Die Annahme des Gesetzesentwurfs wurde mit Champagner gefeiert, einige Abgeordnete hatten Anstecknadeln in Form von goldenen Henkersknoten am Revers. Am 30. März verabschiedete das israelische Parlament, die Knesset, mit 62 zu 48 Stimmen einen Gesetzesentwurf, der die Todesstrafe in Fällen «von terroristisch motivierten Morden» zwingend vorsieht. Der Initiator des Gesetzes, der rechtsextreme Minister für Nationale Sicherheit, Itamar Ben-Gvir, bejubelte es als das «wichtigste Gesetz der vergangenen Jahrzehnte».
Israel hat die Todesstrafe zwar nie abgeschafft, aber seit der bisher einzigen Hinrichtung 1962 nicht mehr angewandt. Das Land stimmte jeweils für Uno-Resolutionen, die ein Moratorium für Hinrichtungen fordern, hat diese sogar mitinitiiert. Es waren aber nicht diese Kehrtwende in der Haltung zur Kapitalstrafe und das Abfeiern des Parlamentsentscheids, die weltweit schockierten. Es war vielmehr die Ausgestaltung des Gesetzes, die gleich mehreren Bestimmungen des Völkerrechts krass widerspricht.

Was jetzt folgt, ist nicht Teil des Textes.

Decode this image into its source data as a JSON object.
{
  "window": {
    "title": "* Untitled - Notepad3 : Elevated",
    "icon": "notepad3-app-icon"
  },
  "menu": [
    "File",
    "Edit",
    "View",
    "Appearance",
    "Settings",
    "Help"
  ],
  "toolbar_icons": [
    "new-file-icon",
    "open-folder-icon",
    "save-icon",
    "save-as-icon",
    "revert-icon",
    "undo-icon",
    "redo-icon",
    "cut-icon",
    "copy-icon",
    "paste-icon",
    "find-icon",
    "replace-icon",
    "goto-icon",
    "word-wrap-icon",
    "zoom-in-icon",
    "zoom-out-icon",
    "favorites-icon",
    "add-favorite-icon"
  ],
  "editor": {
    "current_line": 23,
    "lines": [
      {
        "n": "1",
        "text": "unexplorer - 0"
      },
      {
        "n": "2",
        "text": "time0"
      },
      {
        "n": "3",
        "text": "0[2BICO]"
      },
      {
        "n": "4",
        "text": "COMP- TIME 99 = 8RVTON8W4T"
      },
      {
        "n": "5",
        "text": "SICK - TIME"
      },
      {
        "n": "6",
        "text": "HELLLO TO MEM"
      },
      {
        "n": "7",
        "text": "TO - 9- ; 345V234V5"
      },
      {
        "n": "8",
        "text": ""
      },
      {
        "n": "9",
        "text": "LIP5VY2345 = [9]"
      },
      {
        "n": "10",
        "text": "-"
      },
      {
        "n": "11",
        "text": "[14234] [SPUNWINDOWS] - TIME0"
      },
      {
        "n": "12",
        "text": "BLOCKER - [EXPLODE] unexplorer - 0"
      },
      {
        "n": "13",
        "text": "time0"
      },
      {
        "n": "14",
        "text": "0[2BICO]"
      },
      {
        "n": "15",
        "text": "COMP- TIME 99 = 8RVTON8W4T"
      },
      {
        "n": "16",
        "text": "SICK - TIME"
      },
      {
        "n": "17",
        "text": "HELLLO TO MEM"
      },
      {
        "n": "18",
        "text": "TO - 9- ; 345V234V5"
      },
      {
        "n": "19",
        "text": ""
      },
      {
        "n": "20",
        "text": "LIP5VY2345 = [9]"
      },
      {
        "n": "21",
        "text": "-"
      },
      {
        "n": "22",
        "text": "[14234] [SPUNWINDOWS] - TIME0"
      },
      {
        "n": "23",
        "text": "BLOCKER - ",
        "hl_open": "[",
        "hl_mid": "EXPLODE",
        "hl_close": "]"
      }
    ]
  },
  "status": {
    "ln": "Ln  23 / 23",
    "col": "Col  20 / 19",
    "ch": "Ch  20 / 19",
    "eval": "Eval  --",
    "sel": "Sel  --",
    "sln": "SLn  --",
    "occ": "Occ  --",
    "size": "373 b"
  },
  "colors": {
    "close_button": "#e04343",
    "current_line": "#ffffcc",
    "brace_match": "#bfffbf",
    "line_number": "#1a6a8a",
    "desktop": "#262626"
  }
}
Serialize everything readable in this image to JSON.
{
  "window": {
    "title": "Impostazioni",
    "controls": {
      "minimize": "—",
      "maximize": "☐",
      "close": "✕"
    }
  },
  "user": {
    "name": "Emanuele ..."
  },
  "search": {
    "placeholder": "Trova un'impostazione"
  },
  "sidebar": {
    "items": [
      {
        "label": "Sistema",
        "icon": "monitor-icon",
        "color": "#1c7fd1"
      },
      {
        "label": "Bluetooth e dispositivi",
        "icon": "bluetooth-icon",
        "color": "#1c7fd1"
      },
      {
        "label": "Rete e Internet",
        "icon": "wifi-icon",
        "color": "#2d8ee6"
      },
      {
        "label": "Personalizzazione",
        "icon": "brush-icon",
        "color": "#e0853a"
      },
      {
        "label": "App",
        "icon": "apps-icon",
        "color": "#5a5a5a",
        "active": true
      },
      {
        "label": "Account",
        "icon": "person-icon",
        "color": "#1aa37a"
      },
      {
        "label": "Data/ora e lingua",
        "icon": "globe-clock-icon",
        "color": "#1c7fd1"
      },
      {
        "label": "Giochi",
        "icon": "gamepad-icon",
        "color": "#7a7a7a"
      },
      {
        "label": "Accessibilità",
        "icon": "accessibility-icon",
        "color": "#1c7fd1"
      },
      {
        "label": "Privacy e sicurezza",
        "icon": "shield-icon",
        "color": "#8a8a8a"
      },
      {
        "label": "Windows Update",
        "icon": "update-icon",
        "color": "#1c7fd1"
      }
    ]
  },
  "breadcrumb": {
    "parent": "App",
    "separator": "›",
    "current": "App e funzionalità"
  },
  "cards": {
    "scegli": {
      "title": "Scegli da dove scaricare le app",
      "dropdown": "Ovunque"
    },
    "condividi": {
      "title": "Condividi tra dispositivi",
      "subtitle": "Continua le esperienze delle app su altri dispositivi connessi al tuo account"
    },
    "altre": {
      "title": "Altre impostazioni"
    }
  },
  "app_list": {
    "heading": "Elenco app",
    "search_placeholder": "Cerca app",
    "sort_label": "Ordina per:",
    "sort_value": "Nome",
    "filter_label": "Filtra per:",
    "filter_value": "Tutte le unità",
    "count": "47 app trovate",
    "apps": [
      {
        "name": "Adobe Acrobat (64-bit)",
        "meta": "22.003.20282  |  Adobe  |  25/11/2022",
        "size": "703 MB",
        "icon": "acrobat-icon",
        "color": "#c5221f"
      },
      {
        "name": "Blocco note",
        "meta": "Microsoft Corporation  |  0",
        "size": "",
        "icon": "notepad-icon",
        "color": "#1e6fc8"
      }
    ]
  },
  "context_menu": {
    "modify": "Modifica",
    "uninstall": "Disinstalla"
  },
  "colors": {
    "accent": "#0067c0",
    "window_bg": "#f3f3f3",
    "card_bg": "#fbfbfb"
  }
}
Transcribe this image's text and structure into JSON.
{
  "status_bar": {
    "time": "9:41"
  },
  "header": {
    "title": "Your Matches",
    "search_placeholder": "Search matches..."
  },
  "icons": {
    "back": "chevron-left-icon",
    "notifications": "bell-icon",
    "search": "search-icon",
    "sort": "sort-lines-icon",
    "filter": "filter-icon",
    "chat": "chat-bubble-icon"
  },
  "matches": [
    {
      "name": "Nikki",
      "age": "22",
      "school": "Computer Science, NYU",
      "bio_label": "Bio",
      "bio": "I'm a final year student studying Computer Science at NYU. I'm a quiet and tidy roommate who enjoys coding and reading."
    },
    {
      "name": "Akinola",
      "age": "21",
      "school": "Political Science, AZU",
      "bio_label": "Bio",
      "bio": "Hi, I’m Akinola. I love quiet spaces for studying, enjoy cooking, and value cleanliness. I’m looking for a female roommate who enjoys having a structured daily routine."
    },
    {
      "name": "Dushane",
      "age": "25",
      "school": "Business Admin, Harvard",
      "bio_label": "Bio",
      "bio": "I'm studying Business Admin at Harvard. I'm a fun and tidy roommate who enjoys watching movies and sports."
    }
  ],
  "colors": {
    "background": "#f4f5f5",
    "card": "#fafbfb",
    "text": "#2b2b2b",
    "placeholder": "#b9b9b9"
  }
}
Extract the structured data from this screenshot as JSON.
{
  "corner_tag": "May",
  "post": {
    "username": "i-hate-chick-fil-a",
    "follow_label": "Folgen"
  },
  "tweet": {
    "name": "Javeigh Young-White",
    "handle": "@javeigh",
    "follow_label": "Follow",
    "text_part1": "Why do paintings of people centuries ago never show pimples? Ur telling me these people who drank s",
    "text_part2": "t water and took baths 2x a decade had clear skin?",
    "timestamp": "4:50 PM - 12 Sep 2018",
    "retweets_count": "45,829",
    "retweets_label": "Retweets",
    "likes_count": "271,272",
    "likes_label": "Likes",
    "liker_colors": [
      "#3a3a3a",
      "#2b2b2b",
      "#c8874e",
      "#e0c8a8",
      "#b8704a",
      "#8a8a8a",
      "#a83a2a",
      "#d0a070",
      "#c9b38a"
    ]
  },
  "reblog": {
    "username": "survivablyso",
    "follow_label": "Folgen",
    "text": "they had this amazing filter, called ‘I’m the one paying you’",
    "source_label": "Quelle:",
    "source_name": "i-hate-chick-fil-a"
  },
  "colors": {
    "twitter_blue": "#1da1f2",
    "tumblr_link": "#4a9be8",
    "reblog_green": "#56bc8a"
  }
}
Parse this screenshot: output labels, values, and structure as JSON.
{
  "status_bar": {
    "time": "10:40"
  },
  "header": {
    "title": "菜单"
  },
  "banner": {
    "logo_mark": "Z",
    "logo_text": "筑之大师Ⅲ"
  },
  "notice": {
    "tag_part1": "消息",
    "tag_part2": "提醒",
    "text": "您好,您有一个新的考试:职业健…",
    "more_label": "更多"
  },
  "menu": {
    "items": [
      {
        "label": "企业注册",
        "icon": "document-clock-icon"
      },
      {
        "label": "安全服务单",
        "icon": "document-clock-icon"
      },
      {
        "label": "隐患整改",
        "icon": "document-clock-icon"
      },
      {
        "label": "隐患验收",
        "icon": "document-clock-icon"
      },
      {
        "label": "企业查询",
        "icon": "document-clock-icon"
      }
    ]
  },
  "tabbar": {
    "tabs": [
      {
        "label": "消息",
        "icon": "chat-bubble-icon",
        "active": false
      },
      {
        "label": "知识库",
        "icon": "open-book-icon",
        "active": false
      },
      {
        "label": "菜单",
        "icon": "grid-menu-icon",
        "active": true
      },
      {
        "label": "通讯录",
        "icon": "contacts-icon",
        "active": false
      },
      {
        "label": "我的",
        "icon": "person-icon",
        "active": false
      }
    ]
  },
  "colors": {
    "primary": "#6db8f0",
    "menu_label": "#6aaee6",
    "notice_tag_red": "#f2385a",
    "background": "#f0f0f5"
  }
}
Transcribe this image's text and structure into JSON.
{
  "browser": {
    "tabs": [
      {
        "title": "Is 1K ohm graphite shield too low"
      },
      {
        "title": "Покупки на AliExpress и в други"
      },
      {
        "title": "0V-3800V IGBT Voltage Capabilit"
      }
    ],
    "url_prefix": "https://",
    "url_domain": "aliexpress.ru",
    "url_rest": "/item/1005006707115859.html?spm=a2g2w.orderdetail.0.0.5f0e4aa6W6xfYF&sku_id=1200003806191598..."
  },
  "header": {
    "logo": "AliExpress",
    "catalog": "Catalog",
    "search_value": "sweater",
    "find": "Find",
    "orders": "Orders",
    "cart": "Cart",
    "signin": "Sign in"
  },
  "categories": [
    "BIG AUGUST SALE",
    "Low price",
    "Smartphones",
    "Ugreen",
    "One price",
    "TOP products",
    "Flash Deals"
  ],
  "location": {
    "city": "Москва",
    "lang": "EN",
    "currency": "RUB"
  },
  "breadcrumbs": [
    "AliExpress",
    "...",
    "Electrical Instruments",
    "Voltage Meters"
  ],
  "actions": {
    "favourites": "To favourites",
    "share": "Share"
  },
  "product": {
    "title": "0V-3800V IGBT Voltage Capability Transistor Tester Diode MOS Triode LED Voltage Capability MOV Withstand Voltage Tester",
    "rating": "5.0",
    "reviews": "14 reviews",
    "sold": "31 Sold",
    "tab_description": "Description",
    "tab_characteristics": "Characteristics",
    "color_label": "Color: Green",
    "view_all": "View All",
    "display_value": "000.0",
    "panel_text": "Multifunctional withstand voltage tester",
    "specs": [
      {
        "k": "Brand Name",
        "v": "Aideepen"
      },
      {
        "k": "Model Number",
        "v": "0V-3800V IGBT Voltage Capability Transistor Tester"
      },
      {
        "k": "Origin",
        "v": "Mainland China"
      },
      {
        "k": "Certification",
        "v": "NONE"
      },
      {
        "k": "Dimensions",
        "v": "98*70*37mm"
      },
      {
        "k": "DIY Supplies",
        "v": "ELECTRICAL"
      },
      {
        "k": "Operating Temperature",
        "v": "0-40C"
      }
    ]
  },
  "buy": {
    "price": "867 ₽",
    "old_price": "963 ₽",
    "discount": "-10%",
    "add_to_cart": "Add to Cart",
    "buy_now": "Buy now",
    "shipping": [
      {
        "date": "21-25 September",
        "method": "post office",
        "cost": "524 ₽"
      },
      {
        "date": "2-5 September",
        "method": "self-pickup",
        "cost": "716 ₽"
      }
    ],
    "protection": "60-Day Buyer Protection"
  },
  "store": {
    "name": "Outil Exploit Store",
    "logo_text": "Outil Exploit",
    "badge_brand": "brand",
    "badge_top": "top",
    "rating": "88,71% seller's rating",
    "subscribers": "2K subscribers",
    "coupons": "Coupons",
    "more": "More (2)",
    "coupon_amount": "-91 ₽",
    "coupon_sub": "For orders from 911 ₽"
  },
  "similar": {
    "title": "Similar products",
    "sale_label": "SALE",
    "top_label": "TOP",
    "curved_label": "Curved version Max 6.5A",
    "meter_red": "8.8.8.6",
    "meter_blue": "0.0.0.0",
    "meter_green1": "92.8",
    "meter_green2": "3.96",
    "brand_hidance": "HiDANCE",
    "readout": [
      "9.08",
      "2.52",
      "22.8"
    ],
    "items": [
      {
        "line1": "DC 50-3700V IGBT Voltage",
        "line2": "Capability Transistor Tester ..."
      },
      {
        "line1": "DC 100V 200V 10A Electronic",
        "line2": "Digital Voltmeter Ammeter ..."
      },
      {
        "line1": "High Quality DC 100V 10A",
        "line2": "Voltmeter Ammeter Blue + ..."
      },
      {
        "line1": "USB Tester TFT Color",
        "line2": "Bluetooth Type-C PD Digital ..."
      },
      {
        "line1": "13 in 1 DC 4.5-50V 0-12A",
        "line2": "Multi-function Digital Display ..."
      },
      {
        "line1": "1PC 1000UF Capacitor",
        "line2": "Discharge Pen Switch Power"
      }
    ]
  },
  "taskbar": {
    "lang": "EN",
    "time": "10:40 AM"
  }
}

«Schockiert hat vor allem aber die rassistische Ausrichtung des Gesetzes, denn es sieht die Anwendung im besetzten Gebiet faktisch nur für Palästinenser*innen vor.»
Zwar gibt es im internationalen Recht kein ausdrückliches Verbot der Todesstrafe. Doch das Völkerrecht sieht klare Einschränkungen vor: So müssen faire Verfahren durchgeführt werden und es muss die Möglichkeit einer Begnadigung oder Strafmilderung geben. Die siegreiche Rechte im israelischen Parlament scherte sich nicht um diese Bestimmungen: Die Todesstrafe soll bei als terroristisch taxierten Morden obligatorisch angewendet werden müssen, eine lebenslange Haft ist nur in nicht näher definierten Ausnahmefällen möglich. Und: Sie muss innerhalb von 90 Tagen durch Erhängen vollstreckt werden. Begnadigungen sind ausgeschlossen.
Schockiert hat vor allem aber die rassistische Ausrichtung des Gesetzes, denn es sieht die Anwendung im besetzten Gebiet faktisch nur für Palästinenser*innen vor: Die Todesstrafe soll hier von den Militärgerichten zwingend ausgesprochen werden müssen. Doch dieser Militärjustiz unterstehen nur die Palästinenser*innen; israelische Siedler*innen oder Soldat*innen sind nicht betroffen, da sie zivilen Gerichten unterstehen.
Für in Israel begangene Morde soll die Todesstrafe verhängt werden, wenn sich die Tat «gegen die Existenz des Staates Israel» richtet. Mit dieser Formulierung wird auch hier deutlich: Dies richtet sich nur gegen palästinensische Täter*innen. Damit wird das System der Apartheid gegenüber Palästinenser*innen erneut zementiert.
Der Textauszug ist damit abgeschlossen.